Setiap kata-kata keluar dengan susah payah, sebuah pengakuan yang lebih menyakitkan dari seribu tusukan pedang.
Senara mengangguk, senyum getir terukir di bibirnya, senyum yang dipenuhi luka dan ketabahan yang menghancurkan.
“Baiklah. Kalau begitu… ingatlah aku seperti malam-malam kita yang dulu… di hutan. Di gubuk. Di pondok kita. Saat aku belum tahu apa pun tentang dunia… selain dirimu.”
Renji membuka mata. Wajahnya penuh luka. Bukan luka perang.

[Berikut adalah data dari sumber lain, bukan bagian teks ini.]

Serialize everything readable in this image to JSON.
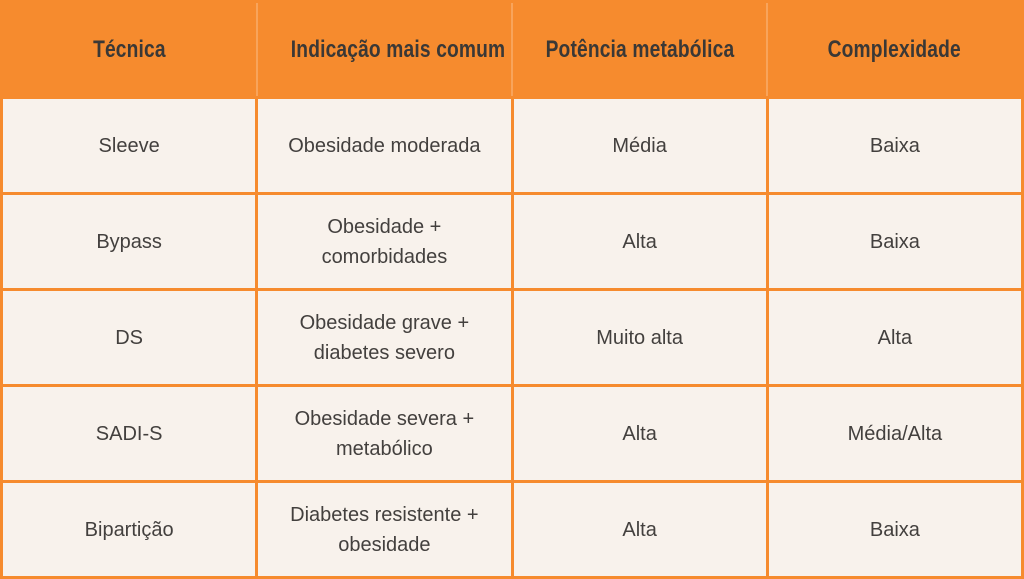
{
  "table": {
    "columns": [
      "Técnica",
      "Indicação mais comum",
      "Potência metabólica",
      "Complexidade"
    ],
    "rows": [
      [
        "Sleeve",
        "Obesidade moderada",
        "Média",
        "Baixa"
      ],
      [
        "Bypass",
        "Obesidade + comorbidades",
        "Alta",
        "Baixa"
      ],
      [
        "DS",
        "Obesidade grave + diabetes severo",
        "Muito alta",
        "Alta"
      ],
      [
        "SADI-S",
        "Obesidade severa + metabólico",
        "Alta",
        "Média/Alta"
      ],
      [
        "Bipartição",
        "Diabetes resistente + obesidade",
        "Alta",
        "Baixa"
      ]
    ]
  },
  "colors": {
    "header_bg": "#F68B2E",
    "cell_bg": "#F8F2EC",
    "border": "#F68B2E",
    "header_text": "#3A3836",
    "body_text": "#43403E"
  }
}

Tapi luka perpisahan.
“Jangan… katakan itu…”
“Aku harus,” potong Senara lirih, jemarinya menyentuh pipi Renji. “Terima kasih… untuk semua kenangan indah itu… Tuan Takeyama. Dan karena kau... telah menjagaku dengan segenap jiwa ragamu.”
Nada bicara Senara berubah. Mencoba tegar, tapi suaranya terdengar patah. Ia menekan kata ‘Tuan Takeyama’ seolah ingin menegaskan jarak yang kembali terbentang di antara mereka.
“Aku berharap… kau dapat hidup bahagia… di sana,” lanjutnya, suaranya kian rapuh. “Meskipun… bukan denganku.”
Kalimat itu menghantam Renji seperti palu godam. Mata Renji yang semula tertunduk kini langsung terangkat, menatap wajah Senara yang matanya merah, air mata mengalir deras.
Kata-kata Senara barusan, yang begitu tulus merelakan—seolah berkata bahwa gadis itu sudah merestui seandainya ia bertemu wanita lain dan memulai hidup baru. Hati Renji terasa diremas, sakit yang tak tertahankan.
“Kau pikir aku akan semudah itu menggantikan posisimu di hatiku... dengan orang lain, Nara-chan?” Suaranya serak, penuh kepedihan yang mendalam.
Senara menjawab dengan lirih, “Kau harus melanjutkan hidup, Renji. Aku sudah merasa cukup dengan semua kenangan yang kita miliki. Kau juga sudah memberiku hadiah paling berharga—sebagai warisan cinta kita…”
Ia menurunkan tangan dan memegang perutnya yang masih rata. “…yaitu Haruki... dan adiknya.”
Renji tampak membeku.
“Aku akan bahagia di sini, karena aku bisa melihatmu lewat wajah anak-anak kita,” lanjut Senara, matanya memandang Renji dengan seluruh cinta yang ia miliki.
Ia menunduk sebentar, lalu menatap Renji penuh keyakinan. “Tapi kau di sana… tidak punya siapa-siapa. Maka kau juga harus menemukan kebahagiaanmu.”
“Nara-chan...”
“Berjanjilah padaku, Renji. Tolong...”
Sebuah janji yang ia minta, padahal ia tahu itu mungkin tidak akan pernah terwujud.